08/04/2016 às 17h36min - Atualizada em 08/04/2016 às 17h36min

Morte de cão dentro de bagageiro de empresa de ônibus provoca revolta

O animal ia de Campo Grande para Corumbá

- Mídia Max

A morte de um cão que estava sendo transportando em um ônibus da empresa Andorinha de Campo Grande para Corumbá nesta quinta-feira (7), gerou indignação, principalmente por parte de protetores dos animais. O transporte de animais domésticos no compartimento de bagagem dos ônibus de viagem ainda é um tema que gera questionamentos. De um lado, os protetores dos animais mostram indignação, afirmando que o local é inapropriado, falta ventilação e pode deixar o animal agitado; do outro a empresa de transporte rodoviário da cidade diz que segue a legislação vigente no Estado de Mato Grosso do Sul, determinada pela ANTT /AGEPAM, prevendo que o animal deve ser transportado somente no bagageiro.

Segundo as informações do site Capital do Pantanal, um Boletim de Ocorrência foi feito pelo GAPA de Corumbá (Grupo de Apoio e Proteção aos Animais), na manhã desta sexta (8), na Delegacia de Polícia, para que a Civil investigue o caso. Além disso, o grupo está buscando apoio no Ministério Público Estadual para que ocorra mudança na forma de transportar animais nos ônibus.

O fato ganhou grande repercussão nas redes sociais, com fotos e comentários sendo compartilhados. O GAPA está fazendo um abaixo-assinado online para tentar reverter a situação. Na página do Facebook do GAPA, há diversas mensagens de indignação: “Chega de animais serem transportados como objetos! Irem no compartimento de bagagens, sufocados, no meio das malas, como se fossem um trapo de roupas! Chega de animais morrendo por causa da irresponsabilidade desta empresa!”.

Andorinha

Procuradaa, a Andorinha explicou que a responsabilidade não deve cair sobre a empresa e disse respeitar a legislação. “Neste caso, inclusive, o cão veio sozinho no bagageiro, não havia malas no compartimento, apenas o animal em sua caixa de transporte. O motorista nos afirmou que o proprietário teve livre acesso ao animal durante as paradas, pôde dar água e verificar o estado de seu cão”, explica o gerente.

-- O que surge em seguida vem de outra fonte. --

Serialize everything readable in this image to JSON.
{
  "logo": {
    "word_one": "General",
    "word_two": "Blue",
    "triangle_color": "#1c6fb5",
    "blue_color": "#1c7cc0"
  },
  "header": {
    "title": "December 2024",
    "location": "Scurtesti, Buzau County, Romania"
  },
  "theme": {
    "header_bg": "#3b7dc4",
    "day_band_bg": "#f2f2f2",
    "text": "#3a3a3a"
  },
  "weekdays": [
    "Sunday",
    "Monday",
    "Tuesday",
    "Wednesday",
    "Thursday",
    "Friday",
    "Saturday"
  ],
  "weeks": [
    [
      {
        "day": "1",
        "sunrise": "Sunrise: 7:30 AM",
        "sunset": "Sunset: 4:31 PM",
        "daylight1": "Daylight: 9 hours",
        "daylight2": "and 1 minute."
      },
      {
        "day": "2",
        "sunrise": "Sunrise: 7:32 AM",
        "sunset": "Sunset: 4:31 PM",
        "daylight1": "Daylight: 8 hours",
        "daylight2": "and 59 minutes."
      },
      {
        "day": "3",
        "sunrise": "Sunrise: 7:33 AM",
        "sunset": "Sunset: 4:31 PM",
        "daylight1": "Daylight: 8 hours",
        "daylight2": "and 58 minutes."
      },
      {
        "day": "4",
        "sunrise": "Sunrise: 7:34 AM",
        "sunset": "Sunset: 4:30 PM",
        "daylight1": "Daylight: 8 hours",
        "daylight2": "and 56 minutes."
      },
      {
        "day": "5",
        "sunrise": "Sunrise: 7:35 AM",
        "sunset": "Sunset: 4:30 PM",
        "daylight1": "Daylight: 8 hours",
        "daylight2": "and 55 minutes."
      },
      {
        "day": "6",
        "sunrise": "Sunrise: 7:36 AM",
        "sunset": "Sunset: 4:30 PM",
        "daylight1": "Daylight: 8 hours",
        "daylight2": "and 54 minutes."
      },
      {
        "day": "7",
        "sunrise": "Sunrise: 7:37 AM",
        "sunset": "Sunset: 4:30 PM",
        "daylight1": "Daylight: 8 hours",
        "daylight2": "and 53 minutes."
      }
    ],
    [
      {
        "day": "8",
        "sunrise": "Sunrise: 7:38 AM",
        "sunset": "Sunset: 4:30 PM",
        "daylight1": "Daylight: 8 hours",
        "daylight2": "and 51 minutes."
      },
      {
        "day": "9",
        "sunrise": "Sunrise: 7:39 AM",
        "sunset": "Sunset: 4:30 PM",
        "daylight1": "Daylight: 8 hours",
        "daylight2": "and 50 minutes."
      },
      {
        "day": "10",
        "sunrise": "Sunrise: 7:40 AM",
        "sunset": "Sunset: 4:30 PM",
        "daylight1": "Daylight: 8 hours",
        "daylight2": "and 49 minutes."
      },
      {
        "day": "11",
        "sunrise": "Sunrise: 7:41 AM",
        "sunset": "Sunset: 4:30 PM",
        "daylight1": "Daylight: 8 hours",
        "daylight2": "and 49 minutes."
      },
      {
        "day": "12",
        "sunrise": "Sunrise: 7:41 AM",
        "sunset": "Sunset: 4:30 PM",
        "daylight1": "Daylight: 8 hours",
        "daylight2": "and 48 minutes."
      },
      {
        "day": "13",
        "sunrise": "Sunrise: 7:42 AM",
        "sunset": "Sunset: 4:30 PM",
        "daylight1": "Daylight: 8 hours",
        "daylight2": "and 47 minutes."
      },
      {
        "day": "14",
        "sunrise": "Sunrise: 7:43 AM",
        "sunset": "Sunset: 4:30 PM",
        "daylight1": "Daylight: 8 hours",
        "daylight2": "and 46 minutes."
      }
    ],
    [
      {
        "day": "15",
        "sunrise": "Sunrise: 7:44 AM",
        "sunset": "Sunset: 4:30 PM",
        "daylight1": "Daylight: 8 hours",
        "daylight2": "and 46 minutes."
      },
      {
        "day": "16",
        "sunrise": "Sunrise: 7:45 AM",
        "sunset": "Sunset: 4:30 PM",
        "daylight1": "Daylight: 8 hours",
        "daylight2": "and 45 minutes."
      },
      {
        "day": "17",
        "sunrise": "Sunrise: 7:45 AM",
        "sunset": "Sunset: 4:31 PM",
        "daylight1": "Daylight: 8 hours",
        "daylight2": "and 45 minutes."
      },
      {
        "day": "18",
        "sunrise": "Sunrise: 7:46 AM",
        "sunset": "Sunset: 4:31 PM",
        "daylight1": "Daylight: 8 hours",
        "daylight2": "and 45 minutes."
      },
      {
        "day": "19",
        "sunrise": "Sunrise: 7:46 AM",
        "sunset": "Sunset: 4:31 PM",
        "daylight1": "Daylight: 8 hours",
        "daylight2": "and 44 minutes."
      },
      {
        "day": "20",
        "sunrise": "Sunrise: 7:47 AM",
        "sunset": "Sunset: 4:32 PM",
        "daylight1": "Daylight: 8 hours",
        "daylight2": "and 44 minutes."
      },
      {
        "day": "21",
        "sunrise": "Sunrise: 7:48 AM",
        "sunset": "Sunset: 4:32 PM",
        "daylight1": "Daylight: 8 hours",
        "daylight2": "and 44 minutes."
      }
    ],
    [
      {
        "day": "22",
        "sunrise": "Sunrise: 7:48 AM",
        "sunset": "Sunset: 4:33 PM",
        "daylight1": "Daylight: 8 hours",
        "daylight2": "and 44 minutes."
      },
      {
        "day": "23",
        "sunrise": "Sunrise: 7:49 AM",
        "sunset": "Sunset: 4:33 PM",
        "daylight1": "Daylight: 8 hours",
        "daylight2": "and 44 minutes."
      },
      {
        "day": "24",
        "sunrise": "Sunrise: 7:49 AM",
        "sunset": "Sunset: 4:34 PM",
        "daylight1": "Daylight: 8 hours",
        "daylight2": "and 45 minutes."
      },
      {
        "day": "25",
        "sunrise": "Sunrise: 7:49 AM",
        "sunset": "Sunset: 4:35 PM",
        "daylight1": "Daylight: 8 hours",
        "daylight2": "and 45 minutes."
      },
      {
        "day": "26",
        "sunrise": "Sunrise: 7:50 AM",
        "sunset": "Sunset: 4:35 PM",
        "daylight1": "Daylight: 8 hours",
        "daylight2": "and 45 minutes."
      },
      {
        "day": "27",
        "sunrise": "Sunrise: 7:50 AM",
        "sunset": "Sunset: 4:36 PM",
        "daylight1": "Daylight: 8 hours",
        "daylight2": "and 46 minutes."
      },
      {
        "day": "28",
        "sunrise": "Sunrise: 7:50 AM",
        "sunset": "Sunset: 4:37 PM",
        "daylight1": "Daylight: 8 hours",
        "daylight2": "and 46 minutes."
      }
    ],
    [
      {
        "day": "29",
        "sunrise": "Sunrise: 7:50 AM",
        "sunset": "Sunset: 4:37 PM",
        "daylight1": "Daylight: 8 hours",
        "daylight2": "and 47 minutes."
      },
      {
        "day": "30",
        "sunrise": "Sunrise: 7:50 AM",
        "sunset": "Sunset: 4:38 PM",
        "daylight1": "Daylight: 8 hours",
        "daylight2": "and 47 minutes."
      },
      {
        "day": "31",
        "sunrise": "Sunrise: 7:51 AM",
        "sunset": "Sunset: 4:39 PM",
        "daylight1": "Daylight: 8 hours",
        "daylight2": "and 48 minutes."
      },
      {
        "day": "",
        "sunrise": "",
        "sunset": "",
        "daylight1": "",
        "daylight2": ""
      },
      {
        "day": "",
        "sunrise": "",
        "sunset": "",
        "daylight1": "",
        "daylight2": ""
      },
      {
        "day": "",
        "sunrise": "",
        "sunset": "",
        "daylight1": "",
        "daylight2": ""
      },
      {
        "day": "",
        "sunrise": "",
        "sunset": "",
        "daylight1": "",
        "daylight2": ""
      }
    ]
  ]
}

Segundo a empresa, foi apurado que este mesmo animal vinha de uma outra viagem de Curitiba. “Não sei afirmar se deste primeiro destino ele veio de carro ou de ônibus, mas acredito que o cão já estava esgotado, e pode ter ocorrido um excesso de medicação tranquilizante”, segundo informou o gerente da empresa, Gisiel Rodrigues, ao site Capital do Pantanal. A Andorinha afirma ainda que o passageiro, boliviano, não registrou nenhuma queixa oficial na empresa.

Legislação de Mato Grosso do Sul

A Normativa nº 18, de 18 de julho de 2006 do Ministério da Agricultura, Pecuária e Abastecimento, afirma que o proprietário do cão ou gato, deve apresentar os seguintes documentos e respeitar algumas regras:

– Apresentar atestado sanitário emitido por médico veterinário, que comprove a saúde do animal;

– Carteira de vacinação atualizada;

– Guia de Transporte de Animal, emitido pelo Escritório da Defesa Agropecuária ou outro órgão que o substitua. O Guia tem validade para apenas um sentido da viagem.

– O animal deve ser transportado somente no bagageiro do ônibus, com utilização de caixa apropriada;

– É recomendada a utilização de tranquilizante, prescrito por médico veterinário;

– Durante as paradas o proprietário pode verificar o estado do animal, podendo entre outras ações alimentá-lo;

– A empresa em nenhuma hipótese se responsabilizará pelo estado do animal, se vier a adoecer ou morrer.

Já os cães guia, possuem livre acesso em todo o território nacional, independente do porte tem prerrogativa para viajar ao lado de seu proprietário e não gera custos para o passageiro. A lei vigente é a federal n° 11.126/2005.